With Kill Bill: Volume 1 (Volume 2 should be on DVD by the time you read this), Tarantino made ’em put their money where their mouth was. No clever dialogue, no wink-at-the-camera, no film student safety net. KB is basically two-plus hours of old school graphic mayhem, and a lot of former supporters blanched. Y’know what? Screw ’em. If there was a better time at the movies in 2003 than Kill Bill: Volume 1, I missed it.
Granted, the film is not for everyone. The legendary Tarantino violence registers a few notches higher on the blood and guts scale, and more than a few notches lower on the irony scale, so people who snickered at the over-the-top gunplay of, say, Pulp Fiction, had a bit more to deal with this time around.
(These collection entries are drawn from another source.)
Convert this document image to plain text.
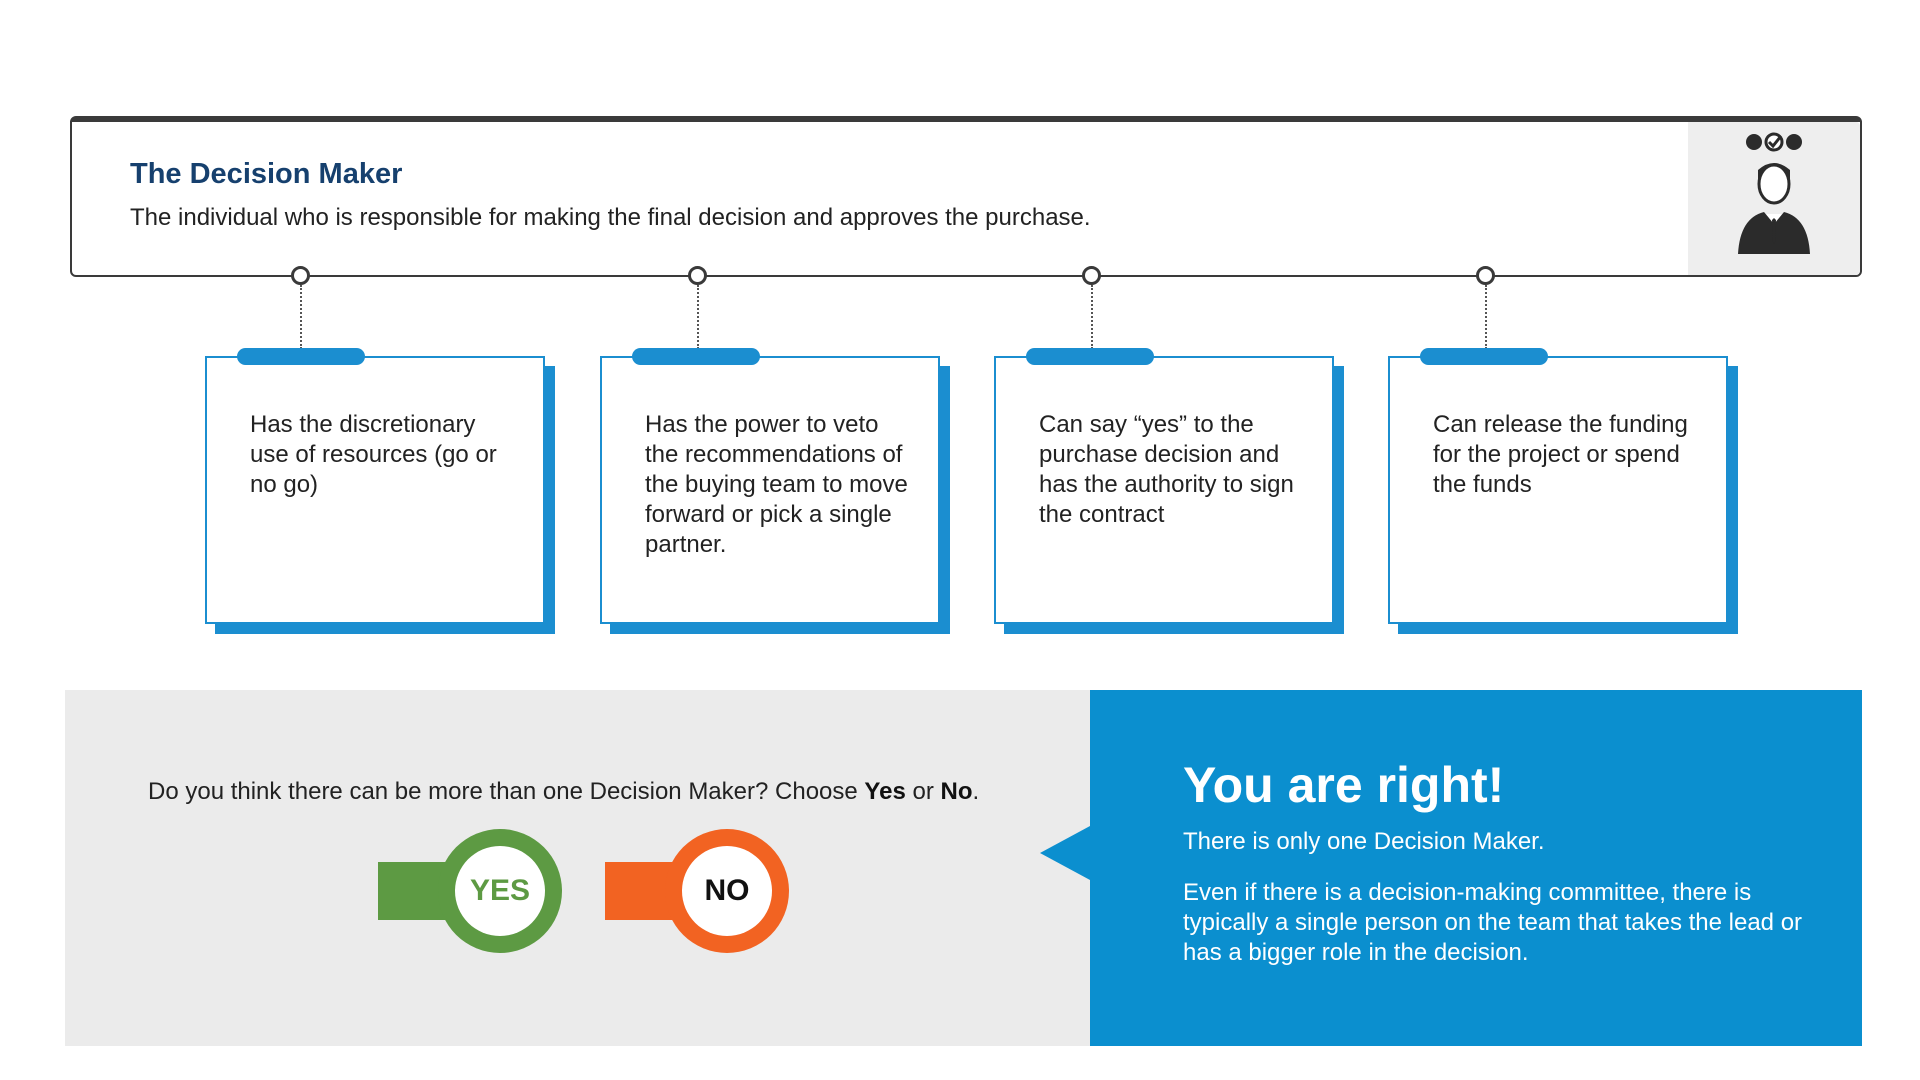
The Decision Maker
The individual who is responsible for making the final decision and approves the purchase.
Has the discretionary use of resources (go or no go)
Has the power to veto the recommendations of the buying team to move forward or pick a single partner.
Can say “yes” to the purchase decision and has the authority to sign the contract
Can release the funding for the project or spend the funds
Do you think there can be more than one Decision Maker? Choose Yes or No.
YES	NO
You are right!
There is only one Decision Maker.
Even if there is a decision-making committee, there is typically a single person on the team that takes the lead or has a bigger role in the decision.
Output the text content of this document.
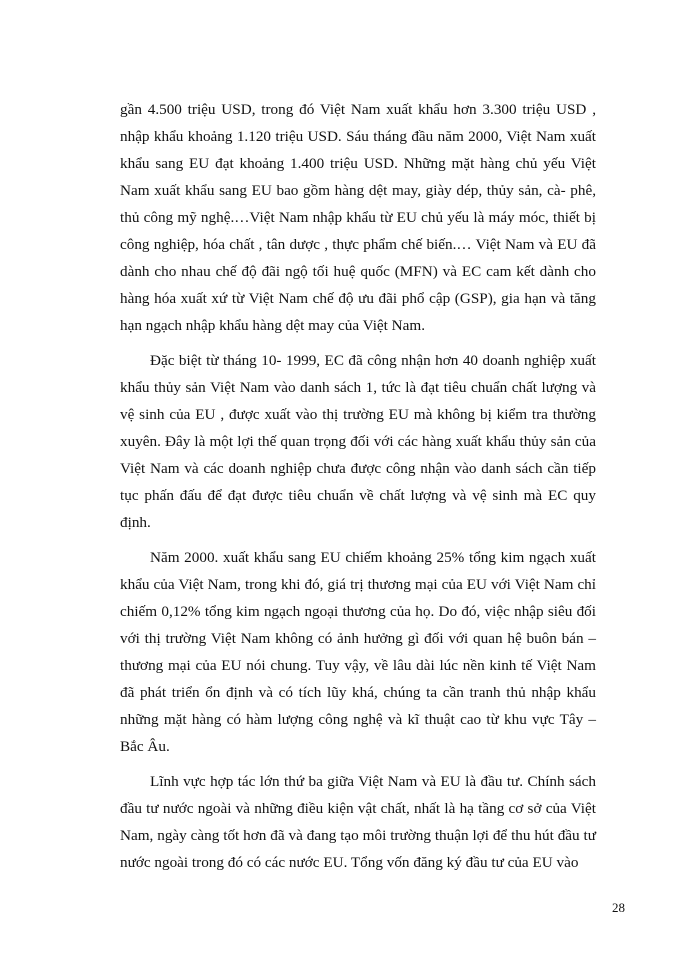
gần 4.500 triệu USD, trong đó Việt Nam xuất khẩu hơn 3.300 triệu USD , nhập khẩu khoảng 1.120 triệu USD. Sáu tháng đầu năm 2000, Việt Nam xuất khẩu sang EU đạt khoảng 1.400 triệu USD. Những mặt hàng chủ yếu Việt Nam xuất khẩu sang EU bao gồm hàng dệt may, giày dép, thủy sản, cà- phê, thủ công mỹ nghệ.…Việt Nam nhập khẩu từ EU chủ yếu là máy móc, thiết bị công nghiệp, hóa chất , tân dược , thực phẩm chế biến.… Việt Nam và EU đã dành cho nhau chế độ đãi ngộ tối huệ quốc (MFN) và EC cam kết dành cho hàng hóa xuất xứ từ Việt Nam chế độ ưu đãi phổ cập (GSP), gia hạn và tăng hạn ngạch nhập khẩu hàng dệt may của Việt Nam.

Đặc biệt từ tháng 10- 1999, EC đã công nhận hơn 40 doanh nghiệp xuất khẩu thủy sản Việt Nam vào danh sách 1, tức là đạt tiêu chuẩn chất lượng và vệ sinh của EU , được xuất vào thị trường EU mà không bị kiểm tra thường xuyên. Đây là một lợi thế quan trọng đối với các hàng xuất khẩu thủy sản của Việt Nam và các doanh nghiệp chưa được công nhận vào danh sách cần tiếp tục phấn đấu để đạt được tiêu chuẩn về chất lượng và vệ sinh mà EC quy định.

Năm 2000. xuất khẩu sang EU chiếm khoảng 25% tổng kim ngạch xuất khẩu của Việt Nam, trong khi đó, giá trị thương mại của EU với Việt Nam chỉ chiếm 0,12% tổng kim ngạch ngoại thương của họ. Do đó, việc nhập siêu đối với thị trường Việt Nam không có ảnh hưởng gì đối với quan hệ buôn bán – thương mại của EU nói chung. Tuy vậy, về lâu dài lúc nền kinh tế Việt Nam đã phát triển ổn định và có tích lũy khá, chúng ta cần tranh thủ nhập khẩu những mặt hàng có hàm lượng công nghệ và kĩ thuật cao từ khu vực Tây – Bắc Âu.

Lĩnh vực hợp tác lớn thứ ba giữa Việt Nam và EU là đầu tư. Chính sách đầu tư nước ngoài và những điều kiện vật chất, nhất là hạ tầng cơ sở của Việt Nam, ngày càng tốt hơn đã và đang tạo môi trường thuận lợi để thu hút đầu tư nước ngoài trong đó có các nước EU. Tổng vốn đăng ký đầu tư của EU vào

28
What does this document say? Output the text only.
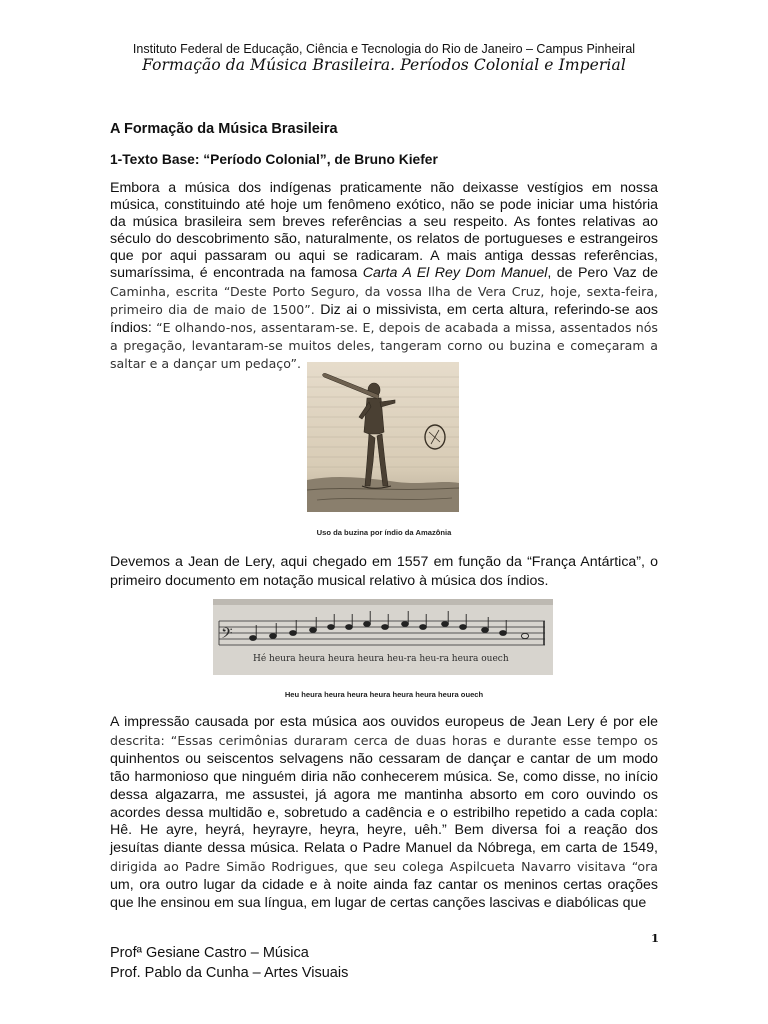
Instituto Federal de Educação, Ciência e Tecnologia do Rio de Janeiro – Campus Pinheiral
Formação da Música Brasileira. Períodos Colonial e Imperial
A Formação da Música Brasileira
1-Texto Base: “Período Colonial”, de Bruno Kiefer
Embora a música dos indígenas praticamente não deixasse vestígios em nossa música, constituindo até hoje um fenômeno exótico, não se pode iniciar uma história da música brasileira sem breves referências a seu respeito. As fontes relativas ao século do descobrimento são, naturalmente, os relatos de portugueses e estrangeiros que por aqui passaram ou aqui se radicaram. A mais antiga dessas referências, sumaríssima, é encontrada na famosa Carta A El Rey Dom Manuel, de Pero Vaz de Caminha, escrita “Deste Porto Seguro, da vossa Ilha de Vera Cruz, hoje, sexta-feira, primeiro dia de maio de 1500”. Diz ai o missivista, em certa altura, referindo-se aos índios: “E olhando-nos, assentaram-se. E, depois de acabada a missa, assentados nós a pregação, levantaram-se muitos deles, tangeram corno ou buzina e começaram a saltar e a dançar um pedaço”.
Uso da buzina por índio da Amazônia
Devemos a Jean de Lery, aqui chegado em 1557 em função da “França Antártica”, o primeiro documento em notação musical relativo à música dos índios.
𝄢
Hé heura heura heura heura heu-ra heu-ra heura ouech
Heu heura heura heura heura heura heura heura ouech
A impressão causada por esta música aos ouvidos europeus de Jean Lery é por ele descrita: “Essas cerimônias duraram cerca de duas horas e durante esse tempo os quinhentos ou seiscentos selvagens não cessaram de dançar e cantar de um modo tão harmonioso que ninguém diria não conhecerem música. Se, como disse, no início dessa algazarra, me assustei, já agora me mantinha absorto em coro ouvindo os acordes dessa multidão e, sobretudo a cadência e o estribilho repetido a cada copla: Hê. He ayre, heyrá, heyrayre, heyra, heyre, uêh.” Bem diversa foi a reação dos jesuítas diante dessa música. Relata o Padre Manuel da Nóbrega, em carta de 1549, dirigida ao Padre Simão Rodrigues, que seu colega Aspilcueta Navarro visitava “ora um, ora outro lugar da cidade e à noite ainda faz cantar os meninos certas orações que lhe ensinou em sua língua, em lugar de certas canções lascivas e diabólicas que
1
Profª Gesiane Castro – Música
Prof. Pablo da Cunha – Artes Visuais
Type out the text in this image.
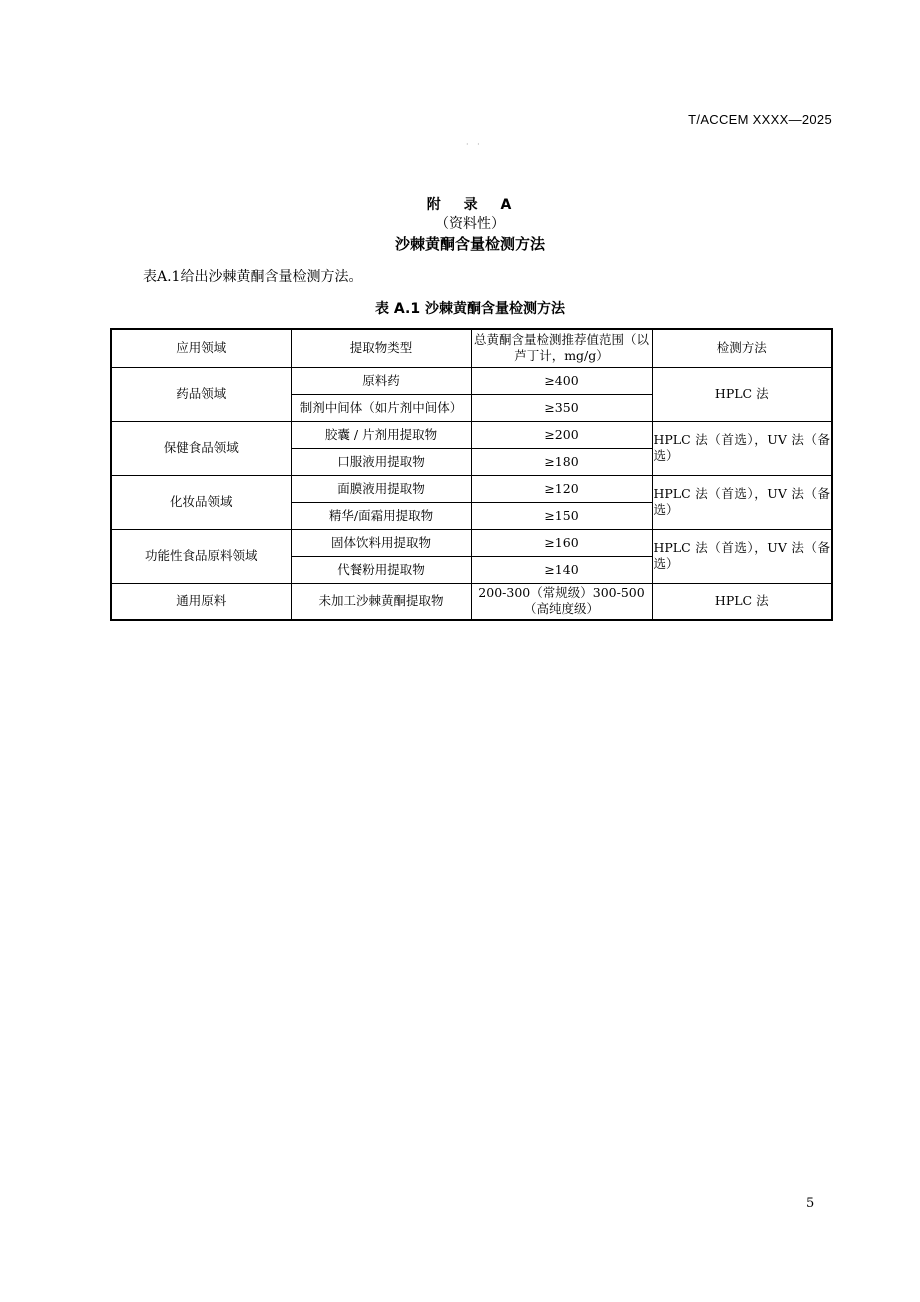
T/ACCEM XXXX—2025
· ·
附 录 A
（资料性）
沙棘黄酮含量检测方法
表A.1给出沙棘黄酮含量检测方法。
表 A.1 沙棘黄酮含量检测方法
应用领域	提取物类型	总黄酮含量检测推荐值范围（以芦丁计，mg/g）	检测方法
药品领域	原料药	≥400	HPLC 法
	制剂中间体（如片剂中间体）	≥350	
保健食品领域	胶囊 / 片剂用提取物	≥200	HPLC 法（首选），UV 法（备选）
	口服液用提取物	≥180	
化妆品领域	面膜液用提取物	≥120	HPLC 法（首选），UV 法（备选）
	精华/面霜用提取物	≥150	
功能性食品原料领域	固体饮料用提取物	≥160	HPLC 法（首选），UV 法（备选）
	代餐粉用提取物	≥140	
通用原料	未加工沙棘黄酮提取物	200-300（常规级）300-500（高纯度级）	HPLC 法
5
Once the viewer gets used to that, they can simply sit back and plug this garishly Technicolor, borderline surreal melodrama directly into their brain’s pleasure centers and go to town. Uma Thurman, in case you hadn’t heard, plays a professional killer prevented from turning straight by her former employers. They try to wipe her out, but only succeed in pissing her off. There’s more to the story than that, but it’s apparently all in Volume 2, so you don’t need to worry about the details this time around.
Like any good cartoon-like action film, description is impossible. Suffice to say, if you have a strong tolerance for severed limbs and arterial spray, you need to see this. Oddly, this modern day samurai tale reminded me most of Evil Dead II in its depiction of impossible grievous bodily harm, and KB is every bit as sick/fun. An absolute blast.